Dr. Baas, in his account of the Anatomy, Physiology, and Medicine of Erasistratus, says that he divided the nerves into those of sensation and those of motion. The brain substance is the origin of the motor and the brain membranes that of the sensory nerves.[415] Like Herophilus, he confounded the nerves and ligaments. He described accurately the structure, convolutions, and ventricles of the brain. He thought that the convolutions, especially those of the cerebellum, are the seat of thought, and located mental diseases in the brain. He knew the lymph and chyle vessels, and the chordæ tendineæ of the heart. He assumed the anastomoses of the arteries and veins.
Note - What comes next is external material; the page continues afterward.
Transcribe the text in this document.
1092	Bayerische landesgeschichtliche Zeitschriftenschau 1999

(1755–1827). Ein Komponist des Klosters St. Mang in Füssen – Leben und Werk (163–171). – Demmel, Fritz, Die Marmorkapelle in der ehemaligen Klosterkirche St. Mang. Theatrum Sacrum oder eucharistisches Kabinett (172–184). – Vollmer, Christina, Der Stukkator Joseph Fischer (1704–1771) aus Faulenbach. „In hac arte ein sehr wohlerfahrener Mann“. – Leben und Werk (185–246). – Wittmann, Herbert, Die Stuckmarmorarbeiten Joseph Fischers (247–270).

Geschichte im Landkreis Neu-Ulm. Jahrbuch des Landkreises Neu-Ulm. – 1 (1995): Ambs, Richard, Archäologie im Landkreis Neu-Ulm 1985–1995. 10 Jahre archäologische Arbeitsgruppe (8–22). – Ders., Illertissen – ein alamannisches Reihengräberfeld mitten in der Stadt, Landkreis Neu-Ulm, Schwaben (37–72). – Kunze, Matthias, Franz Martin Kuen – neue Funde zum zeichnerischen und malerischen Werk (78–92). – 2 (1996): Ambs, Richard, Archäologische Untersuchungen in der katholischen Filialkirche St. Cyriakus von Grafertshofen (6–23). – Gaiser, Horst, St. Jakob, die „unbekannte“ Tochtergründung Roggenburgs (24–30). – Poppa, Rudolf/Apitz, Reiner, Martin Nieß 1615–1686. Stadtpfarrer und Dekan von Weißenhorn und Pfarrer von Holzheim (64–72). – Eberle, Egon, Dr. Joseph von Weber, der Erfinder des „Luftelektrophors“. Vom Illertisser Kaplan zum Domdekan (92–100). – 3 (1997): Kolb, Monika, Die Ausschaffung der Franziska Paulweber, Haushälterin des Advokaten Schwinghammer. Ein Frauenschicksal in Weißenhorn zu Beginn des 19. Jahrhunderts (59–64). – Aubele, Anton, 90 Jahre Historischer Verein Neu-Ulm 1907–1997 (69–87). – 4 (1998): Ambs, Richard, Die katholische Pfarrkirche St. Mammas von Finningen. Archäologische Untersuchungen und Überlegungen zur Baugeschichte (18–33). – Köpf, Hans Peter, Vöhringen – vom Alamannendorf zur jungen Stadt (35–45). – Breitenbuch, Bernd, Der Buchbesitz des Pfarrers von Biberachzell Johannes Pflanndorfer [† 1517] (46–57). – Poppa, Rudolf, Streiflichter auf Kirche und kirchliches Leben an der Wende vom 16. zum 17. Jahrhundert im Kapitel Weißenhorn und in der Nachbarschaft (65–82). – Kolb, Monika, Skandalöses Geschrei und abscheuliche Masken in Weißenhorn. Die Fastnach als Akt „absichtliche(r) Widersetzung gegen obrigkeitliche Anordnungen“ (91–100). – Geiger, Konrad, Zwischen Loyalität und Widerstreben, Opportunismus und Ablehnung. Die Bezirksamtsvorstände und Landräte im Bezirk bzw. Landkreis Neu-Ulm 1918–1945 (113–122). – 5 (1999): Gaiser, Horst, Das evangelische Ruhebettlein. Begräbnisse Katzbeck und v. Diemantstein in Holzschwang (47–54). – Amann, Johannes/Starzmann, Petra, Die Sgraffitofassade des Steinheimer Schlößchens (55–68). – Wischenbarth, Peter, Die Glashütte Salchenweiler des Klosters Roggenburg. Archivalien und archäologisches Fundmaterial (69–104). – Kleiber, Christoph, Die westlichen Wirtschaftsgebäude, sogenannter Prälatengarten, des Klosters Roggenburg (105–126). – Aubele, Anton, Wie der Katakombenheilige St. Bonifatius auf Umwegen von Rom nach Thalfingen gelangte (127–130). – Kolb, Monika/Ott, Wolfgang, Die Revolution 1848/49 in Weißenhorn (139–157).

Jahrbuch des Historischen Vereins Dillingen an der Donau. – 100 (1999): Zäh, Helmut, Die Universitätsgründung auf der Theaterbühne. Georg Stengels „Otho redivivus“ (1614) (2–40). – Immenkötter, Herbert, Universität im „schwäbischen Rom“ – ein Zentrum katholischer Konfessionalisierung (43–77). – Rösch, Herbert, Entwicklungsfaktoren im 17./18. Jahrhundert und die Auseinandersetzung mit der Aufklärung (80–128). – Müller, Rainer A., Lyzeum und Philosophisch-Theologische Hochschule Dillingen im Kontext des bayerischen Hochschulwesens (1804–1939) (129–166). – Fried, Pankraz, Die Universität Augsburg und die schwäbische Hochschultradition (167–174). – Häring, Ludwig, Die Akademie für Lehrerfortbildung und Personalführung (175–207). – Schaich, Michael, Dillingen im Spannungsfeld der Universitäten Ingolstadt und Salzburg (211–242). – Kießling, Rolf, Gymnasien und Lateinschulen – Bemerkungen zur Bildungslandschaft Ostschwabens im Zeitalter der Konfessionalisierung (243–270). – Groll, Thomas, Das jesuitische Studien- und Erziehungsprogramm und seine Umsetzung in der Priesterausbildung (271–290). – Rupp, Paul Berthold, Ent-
The pneuma in the heart is vital spirits, in the brain is animal spirits. Digestion is due to the friction of the walls of the stomach. He thought that the bile is useless, as is the spleen and other viscera. He shows some acquaintance with pathological anatomy, as he describes induration of the liver in dropsy. His idea of the cause of disease is plethora and aberration of the humours. Inflammation is due to the detention of the blood in the small vessels by the pneuma driven from the heart into the arteries; fever occurs when the pneuma is crowded back to the heart by the venous blood, and blood gets into the large arteries. Dropsy always proceeds from the liver. He discarded bleeding and purgation; recommended baths, enemeta, emetics, friction, and cupping. He was, thinks Dr. Baas, a forerunner of Hahnemann in the doctrine of small doses, as he prescribed three drops of wine in bilious diarrhœa. He opened the abdomen to apply remedies directly to the affected part, and invented a kind of catheter.[416]